All 15 states that have voted thus far have allotted their delegates to the convention on a vote-proportionate basis, and Trump has won 285 of those delegates. But collectively, the other four candidates in the race have won 288.
Those candidates are Sen. Ted Cruz of Texas, Sen. Marco Rubio of Florida, Gov. John Kasich of Ohio and neurosurgeon Ben Carson.
The race now enters a riskier stage to those opposed to Trump, when major, delegate-rich states – including Florida, Illinois, Ohio, New York and California – award their prizes on a winner-take-all basis.
Party leadership – including Senate Majority Leader Mitch McConnell and House Speaker Paul Ryan – is distancing itself from Trump, who Rubio said on Tuesday night threatened to destroy conservatism as we have come to know it.

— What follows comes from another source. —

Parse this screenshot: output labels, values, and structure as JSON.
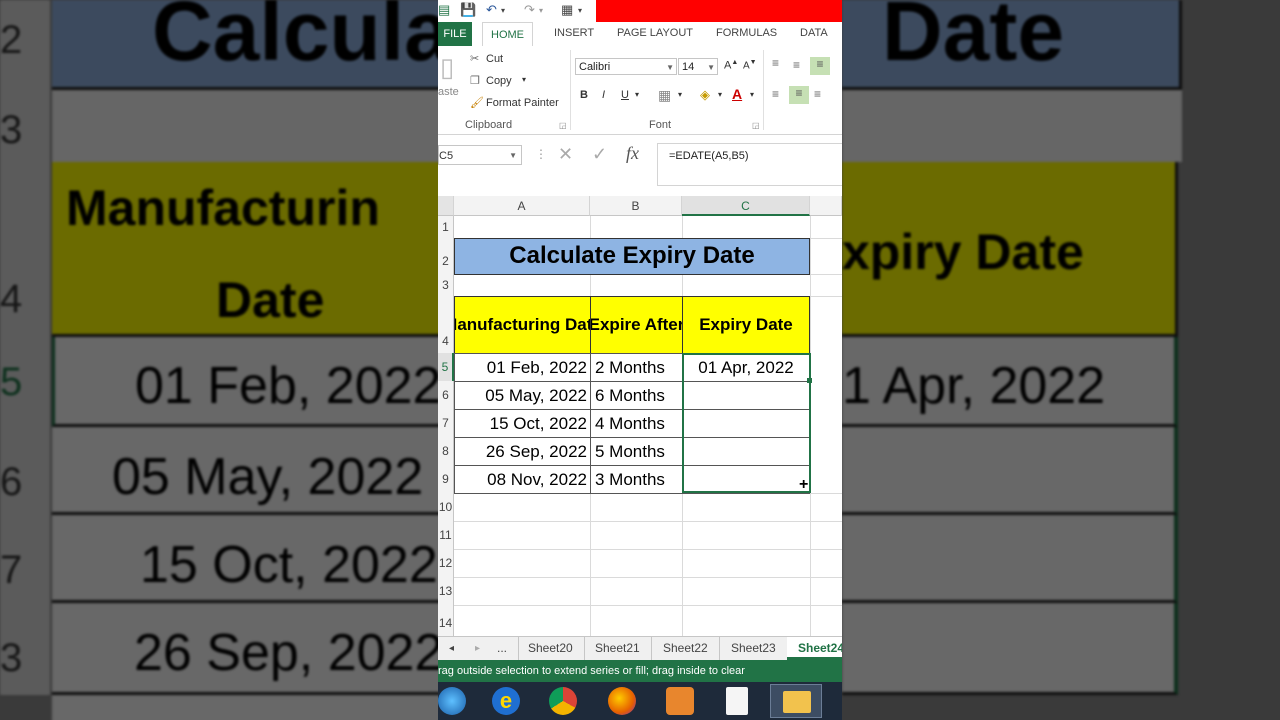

To break the front-runner’s momentum, Rubio, Cruz and the party establishment are planning a kitchen-sink assault. They will cast him as a wolf in sheep’s clothing, a con artist, an international embarrassment, a man without either Democratic or Republican principles.
They will highlight his decision to start a sub-prime mortgage company six months before the 2008 financial crisis, his lifelong support for abortion and universal healthcare, his failed business ventures, a standing fraud lawsuit against him and his rumored connections to organized crime.
But Trump, who has been in the public eye for three decades, has proven virtually immune to attack thus far. And while he may have high unfavorable numbers across the US, and a ceiling of support in his own party, neither of those factors particularly matter in his fight to secure the nomination.